1. Baboon and Young, 1955, Bronze
2. Head of a Warrior, 1942.
3. Guitar, 1914. Ferrous sheet metal and wire.
4. Head of a Woman, 1932. Plaster.
5. Pregnant Woman, 1950. Plaster, Metal, Wood, Ceramic, Pottery Jars.
“It has always been typical of Picasso that he could not be captured within a single net. He was this, he was that, he was the other- at one moment a poet, at the next an inspired buffoon…” — John Canaday, New York Times.
Picasso’s “Pregnant Woman” sculpture: Subject vs Content
“Pregnant Woman”, by Pablo Picasso, is a sculpture that was completed in 1950. The medium of the sculpture consist of plaster with metal armature, wood, ceramic vessel, and pottery jars. The dimensions of the sculpture are 43 1/4 x 8 5/8 x 12 1/2″ (110 x 22 x 32 cm). The sculpture, as its name claims, depicts a woman who appears to be near the end of her pregnancy. It is a tanned colored sculpture and the belly of the sculpture shows a bit of the pottery jar that the artist used.
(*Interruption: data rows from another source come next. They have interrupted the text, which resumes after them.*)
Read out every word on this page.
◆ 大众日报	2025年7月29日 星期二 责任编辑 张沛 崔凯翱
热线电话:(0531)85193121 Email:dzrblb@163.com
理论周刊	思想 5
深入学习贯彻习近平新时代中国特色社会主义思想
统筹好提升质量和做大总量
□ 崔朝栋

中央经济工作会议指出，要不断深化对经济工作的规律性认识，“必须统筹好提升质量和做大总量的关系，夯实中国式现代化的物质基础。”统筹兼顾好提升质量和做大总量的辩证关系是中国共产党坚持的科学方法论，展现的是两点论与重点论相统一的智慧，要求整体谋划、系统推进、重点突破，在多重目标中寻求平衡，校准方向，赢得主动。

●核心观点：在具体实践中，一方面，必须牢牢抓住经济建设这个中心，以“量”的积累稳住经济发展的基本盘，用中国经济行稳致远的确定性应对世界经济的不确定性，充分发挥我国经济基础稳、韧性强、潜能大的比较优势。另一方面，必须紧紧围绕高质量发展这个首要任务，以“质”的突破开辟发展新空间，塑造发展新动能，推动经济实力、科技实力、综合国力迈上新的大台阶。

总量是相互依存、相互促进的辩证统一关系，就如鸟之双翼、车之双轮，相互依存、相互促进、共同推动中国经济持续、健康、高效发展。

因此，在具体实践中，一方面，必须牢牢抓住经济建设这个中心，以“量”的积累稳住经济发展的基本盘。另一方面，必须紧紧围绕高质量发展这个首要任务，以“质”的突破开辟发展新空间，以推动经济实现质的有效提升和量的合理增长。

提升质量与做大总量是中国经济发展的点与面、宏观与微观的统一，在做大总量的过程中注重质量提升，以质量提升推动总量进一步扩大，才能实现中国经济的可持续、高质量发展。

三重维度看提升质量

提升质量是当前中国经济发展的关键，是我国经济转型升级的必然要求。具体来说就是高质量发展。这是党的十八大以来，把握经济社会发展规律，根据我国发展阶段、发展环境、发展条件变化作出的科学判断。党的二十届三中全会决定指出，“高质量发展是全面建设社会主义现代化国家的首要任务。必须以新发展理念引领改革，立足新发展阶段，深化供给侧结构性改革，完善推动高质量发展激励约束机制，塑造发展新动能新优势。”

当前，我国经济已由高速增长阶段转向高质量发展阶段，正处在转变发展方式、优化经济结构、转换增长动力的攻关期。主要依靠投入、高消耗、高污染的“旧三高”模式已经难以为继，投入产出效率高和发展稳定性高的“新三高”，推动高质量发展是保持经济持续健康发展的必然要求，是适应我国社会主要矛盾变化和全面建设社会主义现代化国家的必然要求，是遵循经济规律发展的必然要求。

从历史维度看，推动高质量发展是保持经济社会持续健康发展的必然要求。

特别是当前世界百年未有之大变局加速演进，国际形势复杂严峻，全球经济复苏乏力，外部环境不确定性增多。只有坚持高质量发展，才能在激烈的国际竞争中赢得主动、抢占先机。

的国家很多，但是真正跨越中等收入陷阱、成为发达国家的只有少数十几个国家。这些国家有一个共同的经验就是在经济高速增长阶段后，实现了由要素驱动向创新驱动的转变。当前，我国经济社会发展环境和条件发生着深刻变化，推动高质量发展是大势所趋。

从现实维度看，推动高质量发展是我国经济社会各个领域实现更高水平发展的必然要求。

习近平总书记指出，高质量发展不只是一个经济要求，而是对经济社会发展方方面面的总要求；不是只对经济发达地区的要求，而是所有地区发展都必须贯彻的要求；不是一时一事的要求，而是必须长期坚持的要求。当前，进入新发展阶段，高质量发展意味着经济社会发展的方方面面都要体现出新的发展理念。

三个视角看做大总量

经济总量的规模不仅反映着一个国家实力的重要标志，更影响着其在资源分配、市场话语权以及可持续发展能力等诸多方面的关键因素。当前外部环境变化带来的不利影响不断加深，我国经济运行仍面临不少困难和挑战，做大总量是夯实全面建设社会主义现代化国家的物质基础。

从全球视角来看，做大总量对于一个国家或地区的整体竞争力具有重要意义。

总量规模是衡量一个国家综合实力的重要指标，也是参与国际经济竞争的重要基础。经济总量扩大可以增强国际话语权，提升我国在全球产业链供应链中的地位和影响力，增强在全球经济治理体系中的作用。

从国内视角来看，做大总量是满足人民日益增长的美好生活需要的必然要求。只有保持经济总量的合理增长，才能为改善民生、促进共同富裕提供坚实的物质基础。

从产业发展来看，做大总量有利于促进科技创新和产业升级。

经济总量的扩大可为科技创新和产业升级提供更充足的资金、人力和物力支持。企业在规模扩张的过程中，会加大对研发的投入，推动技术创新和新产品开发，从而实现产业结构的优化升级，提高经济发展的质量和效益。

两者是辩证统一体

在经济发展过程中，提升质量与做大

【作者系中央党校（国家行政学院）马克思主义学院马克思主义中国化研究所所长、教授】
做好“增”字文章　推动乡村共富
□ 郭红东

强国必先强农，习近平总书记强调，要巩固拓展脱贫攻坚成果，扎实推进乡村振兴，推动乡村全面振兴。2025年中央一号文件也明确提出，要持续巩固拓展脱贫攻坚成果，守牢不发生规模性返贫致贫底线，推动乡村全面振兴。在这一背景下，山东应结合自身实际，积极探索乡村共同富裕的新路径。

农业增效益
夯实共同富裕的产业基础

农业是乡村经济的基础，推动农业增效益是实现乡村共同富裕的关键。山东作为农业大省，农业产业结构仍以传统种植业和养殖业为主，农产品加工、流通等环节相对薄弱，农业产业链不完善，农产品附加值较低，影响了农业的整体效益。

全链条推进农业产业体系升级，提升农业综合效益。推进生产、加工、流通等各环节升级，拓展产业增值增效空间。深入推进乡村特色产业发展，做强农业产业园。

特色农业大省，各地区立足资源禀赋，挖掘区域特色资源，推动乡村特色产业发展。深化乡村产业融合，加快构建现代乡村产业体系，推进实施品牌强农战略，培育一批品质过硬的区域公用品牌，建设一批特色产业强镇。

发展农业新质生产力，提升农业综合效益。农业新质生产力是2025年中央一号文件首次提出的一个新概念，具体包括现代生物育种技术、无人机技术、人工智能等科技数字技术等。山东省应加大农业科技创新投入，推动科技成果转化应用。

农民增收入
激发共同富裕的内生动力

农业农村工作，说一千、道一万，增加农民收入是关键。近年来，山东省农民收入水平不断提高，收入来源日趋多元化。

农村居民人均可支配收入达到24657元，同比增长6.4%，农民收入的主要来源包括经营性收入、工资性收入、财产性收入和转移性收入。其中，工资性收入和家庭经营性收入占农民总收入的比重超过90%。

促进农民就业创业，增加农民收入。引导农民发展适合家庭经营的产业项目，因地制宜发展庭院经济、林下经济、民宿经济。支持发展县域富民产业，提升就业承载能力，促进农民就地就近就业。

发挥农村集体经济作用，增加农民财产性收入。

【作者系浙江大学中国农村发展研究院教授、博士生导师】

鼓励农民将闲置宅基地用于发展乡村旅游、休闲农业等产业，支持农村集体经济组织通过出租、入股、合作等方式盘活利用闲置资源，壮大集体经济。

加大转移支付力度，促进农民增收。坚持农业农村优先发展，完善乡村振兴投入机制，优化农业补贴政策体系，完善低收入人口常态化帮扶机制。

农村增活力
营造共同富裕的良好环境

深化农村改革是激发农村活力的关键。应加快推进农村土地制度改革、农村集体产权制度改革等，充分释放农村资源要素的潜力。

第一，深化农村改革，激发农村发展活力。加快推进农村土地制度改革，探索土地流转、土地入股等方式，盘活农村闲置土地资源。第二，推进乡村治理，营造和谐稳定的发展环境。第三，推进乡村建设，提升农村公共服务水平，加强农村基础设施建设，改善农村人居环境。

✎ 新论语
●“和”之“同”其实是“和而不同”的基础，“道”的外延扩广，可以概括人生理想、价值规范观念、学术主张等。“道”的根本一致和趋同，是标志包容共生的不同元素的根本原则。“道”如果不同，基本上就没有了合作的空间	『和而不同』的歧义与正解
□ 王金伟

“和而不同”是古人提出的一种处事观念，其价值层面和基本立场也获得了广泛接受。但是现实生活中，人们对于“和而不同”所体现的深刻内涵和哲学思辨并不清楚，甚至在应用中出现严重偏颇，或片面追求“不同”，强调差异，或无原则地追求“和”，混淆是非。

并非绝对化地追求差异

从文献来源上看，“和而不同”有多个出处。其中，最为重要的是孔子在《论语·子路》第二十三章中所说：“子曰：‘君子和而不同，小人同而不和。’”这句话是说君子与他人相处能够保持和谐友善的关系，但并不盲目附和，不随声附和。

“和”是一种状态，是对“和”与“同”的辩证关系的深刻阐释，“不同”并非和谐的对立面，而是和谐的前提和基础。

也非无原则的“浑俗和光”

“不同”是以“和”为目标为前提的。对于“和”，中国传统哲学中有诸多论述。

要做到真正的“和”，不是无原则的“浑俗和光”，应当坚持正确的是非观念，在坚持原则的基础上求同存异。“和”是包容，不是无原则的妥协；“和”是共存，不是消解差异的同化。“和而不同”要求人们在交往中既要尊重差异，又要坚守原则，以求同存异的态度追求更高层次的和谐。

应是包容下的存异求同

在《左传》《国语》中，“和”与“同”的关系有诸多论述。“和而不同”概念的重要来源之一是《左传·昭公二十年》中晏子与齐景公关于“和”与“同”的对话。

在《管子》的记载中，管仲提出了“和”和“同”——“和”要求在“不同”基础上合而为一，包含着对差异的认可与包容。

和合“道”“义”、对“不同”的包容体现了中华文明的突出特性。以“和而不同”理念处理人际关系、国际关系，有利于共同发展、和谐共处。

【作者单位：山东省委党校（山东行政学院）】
This sculpture is obviously representative of the experience that women undergo while pregnant. The rough look of the plaster might be representative of the toll that pregnancy takes on the physical body of women. The body appears to be very swollen and the posture of the woman definitely gives the audience a sense of pain, frustration, and discomfort.
The posture of the woman with her body standing upright, her arms and legs stiff, and her hands clenched might be representative of the sacrifice that woman are willing to make by enduring the pain involved with pregnancy to allow life to continue. The artist might have had a strong relationship with his own mother and may have wanted to pay her and women in general a tribute.